Longtime Netflix (NFLX -3.92%) shareholders have plenty of reasons to love the streaming giant. Yet there's another company that looks today a lot like the entertainment giant did back in 2007, when it was just getting started in video streaming.

That company is Peloton Interactive (PTON -2.24%).

What makes Netflix great

Netflix is the global leader in the subscription video on demand (SVOD) business, with 193 million paid streaming memberships as of the end of June. Three key factors have made it an exceptional investment:

  • Its position as the SVOD industry leader is virtually unassailable at this point because scale begets scale in this business. Its massive subscriber base gives Netflix the ability to spend $15 billion or more on content annually -- a figure that will almost certainly continue to grow. The SVOD competition can't offer as much content because they don't have enough subscribers to justify that much spending. That's why companies like Amazon, Apple, and Alphabet aren't matching Netflix on content spending despite having the resources to do so. Netflix's industry lead on content appears rock solid.
A woman rides a Peloton bike in her bedroom.

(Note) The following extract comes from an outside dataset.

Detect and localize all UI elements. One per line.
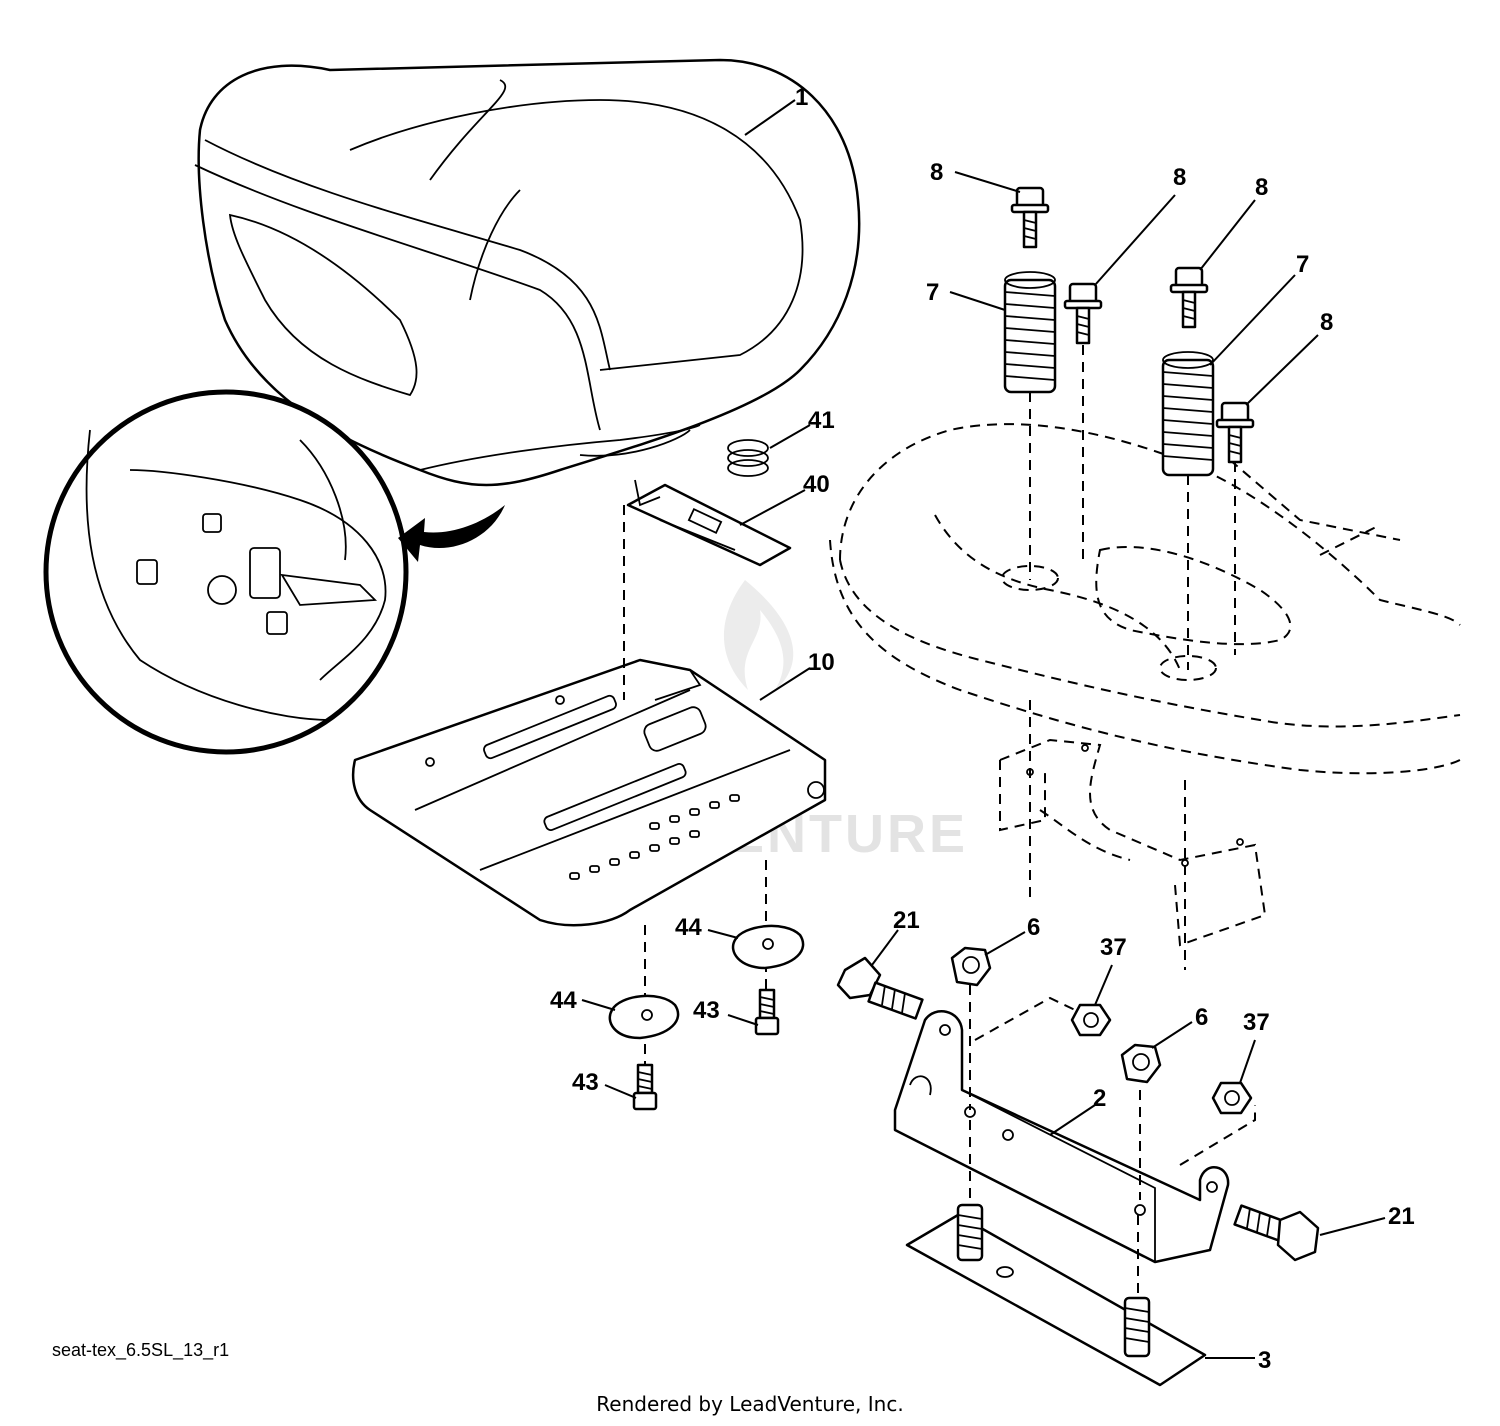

Image source: Peloton Interactive.

  • Netflix's global growth opportunity remains massive. While 193 million paid subscribers sounds like a big number -- and it is -- it's still only about 10% of the number of internet-connected households that should exist worldwide in a couple of decades.
  • Netflix licenses and produces fixed-cost content that it offers to an unlimited number of subscribers. This is a thing of beauty because the next subscriber adds nothing to its content costs -- those have already been paid for. That means the profit margin on incremental subscriptions is extremely high.

Peloton's parallels

One might not notice at first glance, but several key aspects of Peloton's business model are similar to that of Netflix.

  • With about seven years in business, 1.1 million Connected Fitness subscribers, and 3.1 million total memberships including digital subscribers, Peloton also has a massive lead over its competition, having created the interactive home fitness category from scratch and operated without direct competition for about five years. Similar products and services started to hit the market about two years ago, but they haven't negatively impacted Peloton's growth. It also has a firm grip on mind share in the category, as evidenced by the Peloton All-Star ride with professional athletes that aired on ESPN in May.
  • Like Netflix, Peloton appears to have a massive global growth opportunity. While the addressable market for interactive home fitness equipment is unlikely to be as large as the market for SVOD, it looks substantial. And importantly, Peloton has probably capitalized on an even smaller fraction of its potential long-term subscriber opportunity than Netflix has, given that it's at an earlier stage of growth. 
  • Peloton's subscription business is similar to Netflix's subscription business. It, too, produces content for a fixed cost, which it then utilizes to generate revenue from an unlimited number of subscribers. The next Peloton subscriber is extremely profitable because the company does not have to spend anything incremental on content to serve them. That's why Peloton, like Netflix, should see substantial margin expansion over the long term.

How Peloton is different...and perhaps even better

There are several differences between the two companies as well. For example, customers who want to fully participate in the interactive Peloton experience have to buy one of its bikes or treadmills up front. That makes it more difficult for consumers to try Peloton. Netflix, of course, requires no such upfront investment by the customer.   

At the same time, that hardware investment provides Peloton with a healthy gross profit at the start of the subscriber relationship. It also drives down subscriber churn. After all, once a person pays $1,895 for a Peloton bike, they're less likely to balk at paying $39 per month for the subscription. As a result, Peloton's Connected Fitness monthly churn was only 0.52% last quarter, which implies an impressive average subscriber lifetime of 16 years.

Another difference is that many Netflix subscribers also subscribe to other SVOD services, including Amazon Prime Video, HBO Max, or Disney's Disney+ and Hulu. In contrast, most Peloton users are unlikely to subscribe to other interactive home fitness platforms. In that sense, its business -- while admittedly having a smaller and less certain addressable market than Netflix -- may lend itself to more of a winner-take-all or winner-take-most dynamic. 

Finally, Netflix will likely need to spend greater and greater sums on content to meet the varying needs of an array of demographic groups globally. Annual content spending could easily reach $20 billion or $30 billion in not too many years.

In contrast, fitness content is much more of a niche category and is less expensive to produce. It would be hard to imagine Peloton spending much more than a couple hundred million dollars a year on content, regardless of how many subscribers it eventually has. That should allow even more rapid margin expansion than Netflix.

Netflix investors should absolutely hang on to their shares, but they should also consider buying Peloton during this recession, considering the qualities it shares with that high-performing entertainment company, as well as its additional advantages.